A driver of a Route 3 PSV, which works from Bridgetown to Redmans Village was stabbed last week near the Western Life Nazarene Church, Oxnards, St James.
AOPT chairman, Roy Raphael, while speaking to Loop News on the dangers PSV operators face on more lonesome routes, indicated that he will be lobbying the Ministry of Transport to amend either the Road Traffic Act or Transport Authority regulations so that the “full weight of the law” can be applied culprits.
“I propose to write a letter to the Ministry of Transport, asking them that the next time they amend the Road Traffic Act or the Transport Authority Regulations, to make it an indictable offence that any person who has attacked or assaulted a public service vehicle operator shall feel the full breadth of the law. And also, I would want that to be put in all public service vehicles including taxis,” Raphael stated.
The attack on PSV driver comes six months after another driver — Victor Walton — was brutally murdered in St Lucy. Walton was discovered with two gunshot wounds to his head and died a week later after being on life support.
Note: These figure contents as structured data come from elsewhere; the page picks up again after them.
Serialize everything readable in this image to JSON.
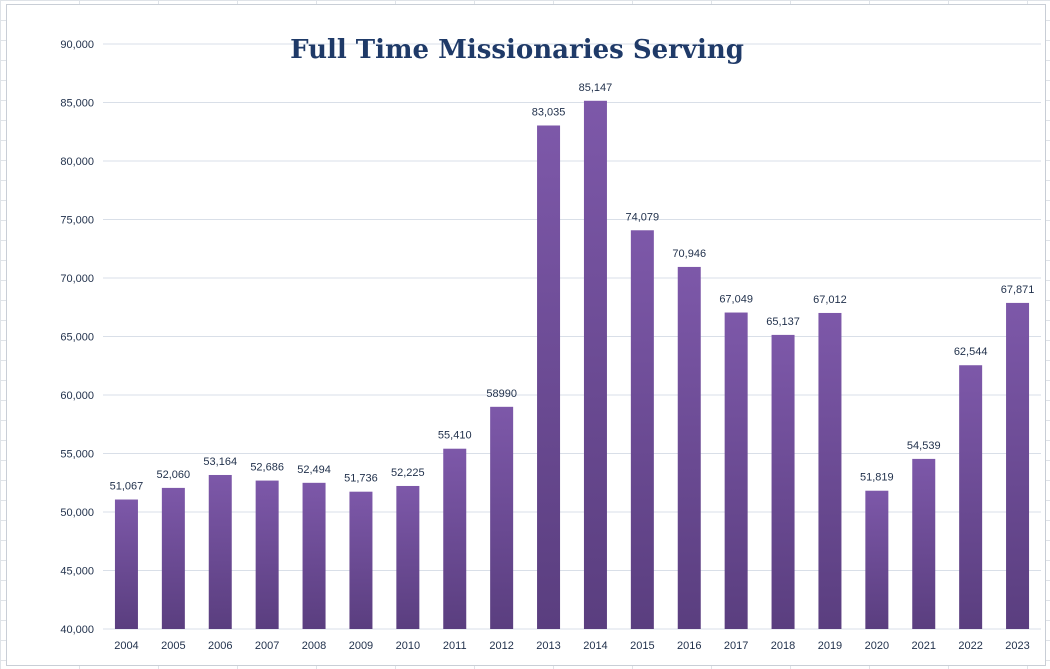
{
  "chart_data": {
    "type": "bar",
    "title": "Full Time Missionaries Serving",
    "xlabel": "",
    "ylabel": "",
    "categories": [
      "2004",
      "2005",
      "2006",
      "2007",
      "2008",
      "2009",
      "2010",
      "2011",
      "2012",
      "2013",
      "2014",
      "2015",
      "2016",
      "2017",
      "2018",
      "2019",
      "2020",
      "2021",
      "2022",
      "2023"
    ],
    "values": [
      51067,
      52060,
      53164,
      52686,
      52494,
      51736,
      52225,
      55410,
      58990,
      83035,
      85147,
      74079,
      70946,
      67049,
      65137,
      67012,
      51819,
      54539,
      62544,
      67871
    ],
    "data_labels": [
      "51,067",
      "52,060",
      "53,164",
      "52,686",
      "52,494",
      "51,736",
      "52,225",
      "55,410",
      "58990",
      "83,035",
      "85,147",
      "74,079",
      "70,946",
      "67,049",
      "65,137",
      "67,012",
      "51,819",
      "54,539",
      "62,544",
      "67,871"
    ],
    "ylim": [
      40000,
      90000
    ],
    "yticks": [
      "40,000",
      "45,000",
      "50,000",
      "55,000",
      "60,000",
      "65,000",
      "70,000",
      "75,000",
      "80,000",
      "85,000",
      "90,000"
    ],
    "ytick_values": [
      40000,
      45000,
      50000,
      55000,
      60000,
      65000,
      70000,
      75000,
      80000,
      85000,
      90000
    ],
    "grid": true,
    "legend": "none",
    "colors": {
      "bar_top": "#7d58a9",
      "bar_bottom": "#5a3e7f",
      "grid": "#d9dfe8",
      "title": "#1f3a68"
    }
  }
}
Raphael shared that due to the national mandate to wear masks, it was harder to identify potential perpetrators. Last year, the AOPT would have appealed to the public to lower their masks for drivers and conductors upon entering the PSV but it was ignored by commuters.
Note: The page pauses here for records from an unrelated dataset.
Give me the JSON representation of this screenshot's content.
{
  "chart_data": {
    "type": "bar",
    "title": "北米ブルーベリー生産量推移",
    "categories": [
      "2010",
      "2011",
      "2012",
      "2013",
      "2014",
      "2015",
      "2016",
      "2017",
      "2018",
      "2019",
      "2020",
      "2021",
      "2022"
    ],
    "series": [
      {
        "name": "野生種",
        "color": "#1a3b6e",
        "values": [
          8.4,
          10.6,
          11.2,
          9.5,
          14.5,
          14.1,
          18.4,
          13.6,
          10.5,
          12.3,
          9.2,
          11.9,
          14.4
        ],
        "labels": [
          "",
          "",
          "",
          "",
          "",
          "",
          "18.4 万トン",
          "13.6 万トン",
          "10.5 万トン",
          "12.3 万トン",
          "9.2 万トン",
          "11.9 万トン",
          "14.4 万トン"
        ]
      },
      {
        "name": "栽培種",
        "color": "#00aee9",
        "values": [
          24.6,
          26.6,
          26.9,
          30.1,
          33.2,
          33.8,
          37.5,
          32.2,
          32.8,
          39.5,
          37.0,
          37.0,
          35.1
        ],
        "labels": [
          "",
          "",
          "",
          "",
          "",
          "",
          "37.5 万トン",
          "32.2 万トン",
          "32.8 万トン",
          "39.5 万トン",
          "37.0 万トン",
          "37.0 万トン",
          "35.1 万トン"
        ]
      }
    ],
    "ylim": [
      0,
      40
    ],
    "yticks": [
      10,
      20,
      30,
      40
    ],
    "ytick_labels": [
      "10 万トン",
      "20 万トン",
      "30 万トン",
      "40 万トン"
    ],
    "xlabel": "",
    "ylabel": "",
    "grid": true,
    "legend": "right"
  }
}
He suggested that the next step will be installing cameras in the vehicles.
“I think we need to move now to a next stage where buses will need to have cameras on board all vehicles and to allow persons who are entering the buses to lower their masks,” the AOPT chairman contended.
Raphael stressed that PSV operators, who contribute a substantial amount to the transport sector, should not be working uncomfortably out of fear of being assaulted or intimidated while on the job by passengers.
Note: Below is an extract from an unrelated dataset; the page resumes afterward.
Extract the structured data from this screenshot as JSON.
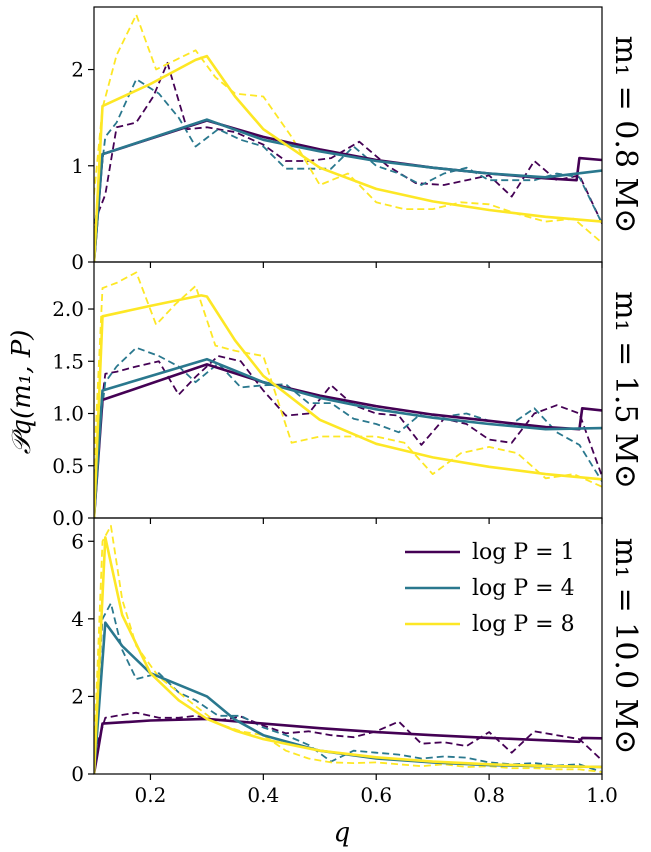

“Members of the public need to understand that we have to beef up our security. We cannot continue in this way because it has created some problems and it may have created problems for those persons who want to work late after 6 pm,” he maintained.
The AOPT chairman advised drivers to work with a conductor when possible on “empty routes” and he urged drivers and conductors not to put their lives at risk for $3.50.
“We also want the drivers and conductors to try as hard as possible not to have one or two persons in their bus. We want to encourage them where possible to have a conductor on board. That will also minimise the threat.”
“You might get a person that comes on the bus and doesn’t want to pay — let them go! Your life is worth more than $3.50,” he continued.
Raphael also disclosed that the untimely death of Walton and the subsequent funeral expenses prompted the AOPT to create an insurance package for their operators.
To offset the cost for Walton’s family, in February this year, the AOPT organised a fundraiser.